Gatekeeper said:
I'm surprised one cannot just grab the edge of a window and manually adjust its size. A lot of programs work that way but apparently not Civ IV?
I'm probably wrong, but I think it has to do with the game being designed to play full screen, replacing all interface elements rather than using the OS to render them (like cursors, save dialogues, etc.). So, at the screen size level, the game sets its resolution and that resolution it keeps.
And if Aspyr knowingly shipped this game w/o sound effects ... well, let's put it this way: their bean-counters will regret the day they cut corners to ship by June 30. They sacrificed long-term potential for short-term gain. Civ IV might not sell that well because of it, which will have a ripple effect in the form of the very same bean-counters then saying it isn't worth it to port Civ IV Warlords to the Mac. The irony? These were the same folks who got the vicious circle going in the first place!

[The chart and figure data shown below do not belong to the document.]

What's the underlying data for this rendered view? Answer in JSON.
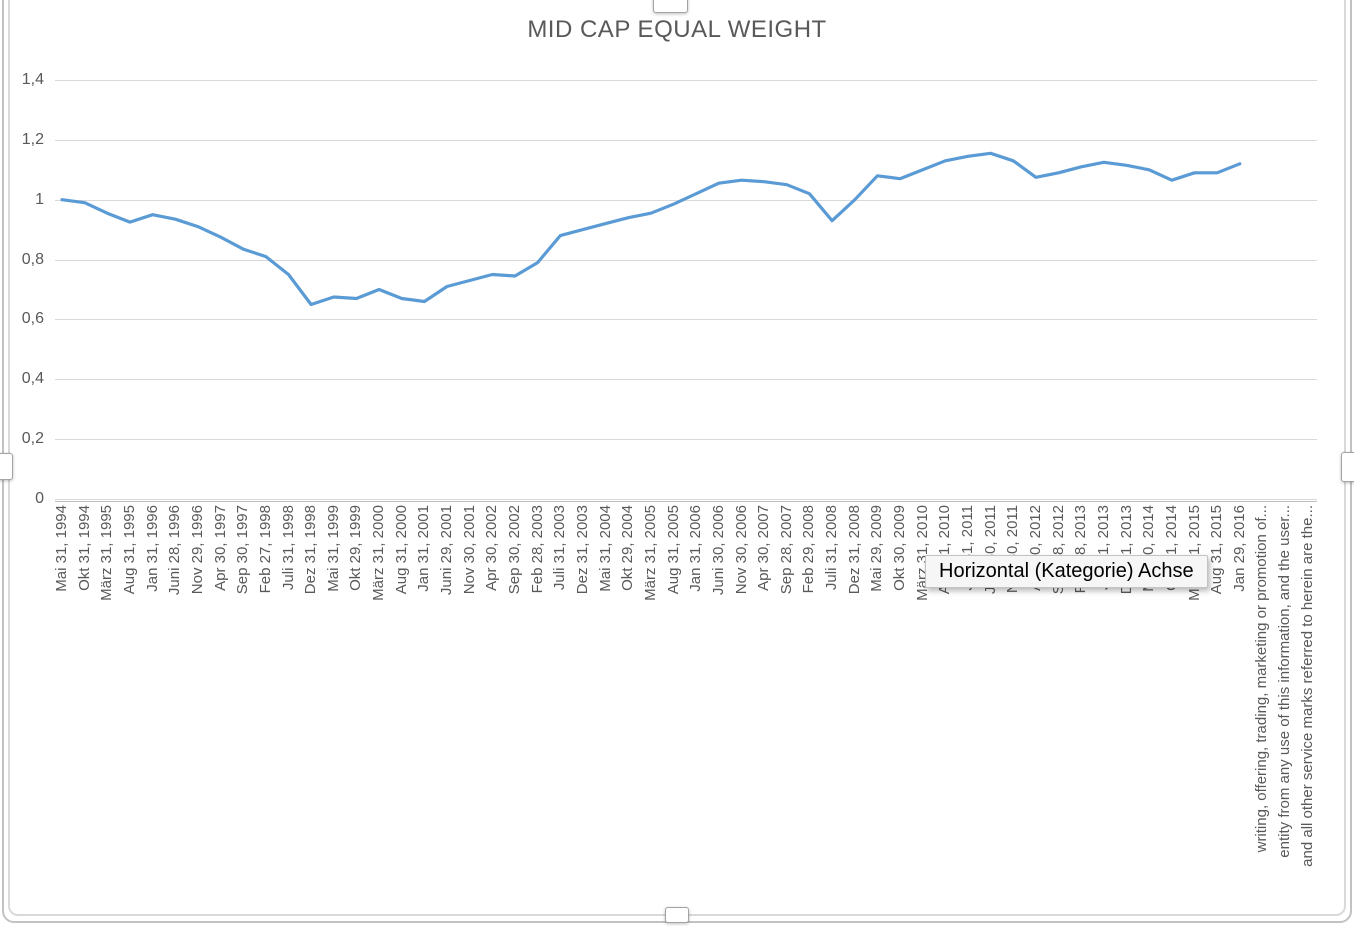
{
  "chart": {
    "title": "MID CAP EQUAL WEIGHT",
    "tooltip": "Horizontal (Kategorie) Achse"
  },
  "colors": {
    "series_line": "#5B9BD5",
    "gridline": "#D9D9D9",
    "axis_text": "#595959",
    "tooltip_text": "#000000"
  },
  "chart_data": {
    "type": "line",
    "title": "MID CAP EQUAL WEIGHT",
    "xlabel": "",
    "ylabel": "",
    "ylim": [
      0,
      1.4
    ],
    "grid": "horizontal",
    "legend": "none",
    "yticks": [
      "1,4",
      "1,2",
      "1",
      "0,8",
      "0,6",
      "0,4",
      "0,2",
      "0"
    ],
    "categories": [
      "Mai 31, 1994",
      "Okt 31, 1994",
      "März 31, 1995",
      "Aug 31, 1995",
      "Jan 31, 1996",
      "Juni 28, 1996",
      "Nov 29, 1996",
      "Apr 30, 1997",
      "Sep 30, 1997",
      "Feb 27, 1998",
      "Juli 31, 1998",
      "Dez 31, 1998",
      "Mai 31, 1999",
      "Okt 29, 1999",
      "März 31, 2000",
      "Aug 31, 2000",
      "Jan 31, 2001",
      "Juni 29, 2001",
      "Nov 30, 2001",
      "Apr 30, 2002",
      "Sep 30, 2002",
      "Feb 28, 2003",
      "Juli 31, 2003",
      "Dez 31, 2003",
      "Mai 31, 2004",
      "Okt 29, 2004",
      "März 31, 2005",
      "Aug 31, 2005",
      "Jan 31, 2006",
      "Juni 30, 2006",
      "Nov 30, 2006",
      "Apr 30, 2007",
      "Sep 28, 2007",
      "Feb 29, 2008",
      "Juli 31, 2008",
      "Dez 31, 2008",
      "Mai 29, 2009",
      "Okt 30, 2009",
      "März 31, 2010",
      "Aug 31, 2010",
      "Jan 31, 2011",
      "Juni 30, 2011",
      "Nov 30, 2011",
      "Apr 30, 2012",
      "Sep 28, 2012",
      "Feb 28, 2013",
      "Juli 31, 2013",
      "Dez 31, 2013",
      "Mai 30, 2014",
      "Okt 31, 2014",
      "März 31, 2015",
      "Aug 31, 2015",
      "Jan 29, 2016"
    ],
    "disclaimer_labels": [
      "writing, offering, trading, marketing or promotion of...",
      "entity from any use of this information, and the user...",
      "and all other service marks referred to herein are the..."
    ],
    "series": [
      {
        "name": "MID CAP EQUAL WEIGHT",
        "color": "#5B9BD5",
        "values": [
          1.0,
          0.99,
          0.955,
          0.925,
          0.95,
          0.935,
          0.91,
          0.875,
          0.835,
          0.81,
          0.75,
          0.65,
          0.675,
          0.67,
          0.7,
          0.67,
          0.66,
          0.71,
          0.73,
          0.75,
          0.745,
          0.79,
          0.88,
          0.9,
          0.92,
          0.94,
          0.955,
          0.985,
          1.02,
          1.055,
          1.065,
          1.06,
          1.05,
          1.02,
          0.93,
          1.0,
          1.08,
          1.07,
          1.1,
          1.13,
          1.145,
          1.155,
          1.13,
          1.075,
          1.09,
          1.11,
          1.125,
          1.115,
          1.1,
          1.065,
          1.09,
          1.09,
          1.12
        ]
      }
    ]
  }
}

I wonder how many of these aforementioned bean-counters have business degrees? Because if they do, they're shaming the institutions that granted them.
Shaming? Maybe. Maybe not. Look at the market at large. These days, it's all about the short-term gains and the minor blips on paper that affect stock price. The pencil ne... uh, bean counters said they'd ship Q2 and if they don't, the analysts dock them and the stock takes a hit.
These days, considering the market and the state of technology, they'll look at "shipped on time" and weigh it against "mostly works", "high performance caveat" and "can be patched." They risk less of a market hit with "imperfect" over "didn't ship" after all, people can't buy what's not there.
Long-run satisfaction/customer loyalty
can be bought. Want proof? Look at the Microsoft market model: that crowd has the biggest percentage of pathological apologists in the tech world. Despite this, other smart people see these in-denial advocates, hold their nose and run the system. Ya gotta do what ya gotta do.
Aspyr is in the same boat. Figure that's it's got maybe $5 million in revenues on a good year, filter out most of that for a thin net spread among, what...? 13 employees? I don't know how much they're publicly traded (if at all), but they aren't above market rules.
Yeah, it's frustrating (especially for us)... but ultimately, in
The Big Picture, shipping when they did wasn't a choice they could make.